Abstract
Genotypic imputation is a statistical technique that uses population references to infer genotypes of missing variants in a genotyping dataset. In this article, I describe in detail how imputation interprets original calls, preserves or adjusts existing genotypes, and fills gaps in ungenotyped SNPs, using a region of the HERC2 gene as an example. I noticed this while reviewing imputation protocols this week.
1. Introduction
In genomic studies, genotyping chips usually measure only a subset of SNPs. Imputation allows “filling in” variants not directly observed, increasing the density of markers for association analyses and haplotype mapping. However, there are doubts about the extent to which the process can alter original calls, which are considered “true” by the laboratory.
2. Fundamentals of
Input Imputation (original calls)
Each genotyped position (eg “present” SNP) brings chromosome, position, alleles (REF/ALT) and genotype (GT: 0/0, 0/1, 1/1).
Example:
#CHROM POS ID REF ALT FORMAT GT
chr15 28365618 rs12913832 AG GT 0/0
Reference Panel
Contains thousands of individuals with dense genotypes (eg 1000 Genomes).
Allows the identification of haplotype patterns (allele sequences) that occur in blocks.
Statistical Model
Imputation applies a hidden Markov model (HMM) that includes:
Genotypic error (err): probability that a call is incorrect (e.g.: 0.1%).
Recombination: mapped by a genetic file (centiMorgans).
The algorithm assembles haplotypes by combining your data and the panel, estimating the sequence that maximizes the joint likelihood.
3. Preservation vs. Adjustment of Original Genotypes
Although imputation starts from the original calls, it does not consider them absolute. If, in a haplotype block, the measured genotype is very unlikely, the model can “correct” this call:
Error Model
Even existing GTs are weighted by an internal error rate.
Haplotype Concordance
The algorithm searches for the combination of alleles (including in the original SNPs) that best fits the population pattern.
How to avoid unwanted changes
Setting err=0 forces imputation to keep original calls and only fill absences.

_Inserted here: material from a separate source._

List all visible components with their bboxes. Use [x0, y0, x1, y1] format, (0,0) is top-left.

Post-imputation restoration: restore GTs from the measured VCF over the imputed one, to ensure that only missing positions are filled.
4. Real Example: HERC2 Region (Eye Color)
SNP Status Population¹ Your Chip Imputation
rs12913832 Present 40 % A/A, 45 % A/G, 15 % G/GA/AA/A (maintained)
rs1129038 Absent T/T in 90 % of A/A haplotypes in rs12913832 – T/T imputed
¹ Patterns observed in the 1000 Genomes panel.
The A/A call at rs12913832 is compatible with the “A/A+T/T” haplotype and therefore maintained.
The missing SNP rs1129038 is inferred as T/T (1/1) because it co-occurs in block with rs12913832 = A/A in the population.
5. Conclusion
Genotypic imputation views your original data as observations subject to statistical noise and can, in theory, correct unlikely calls. For publications and clinical applications, it is recommended to preserve the measured genotypes, restoring them after the imputation step. This ensures that only genuinely missing variants are filled in, maintaining the reliability of the original data.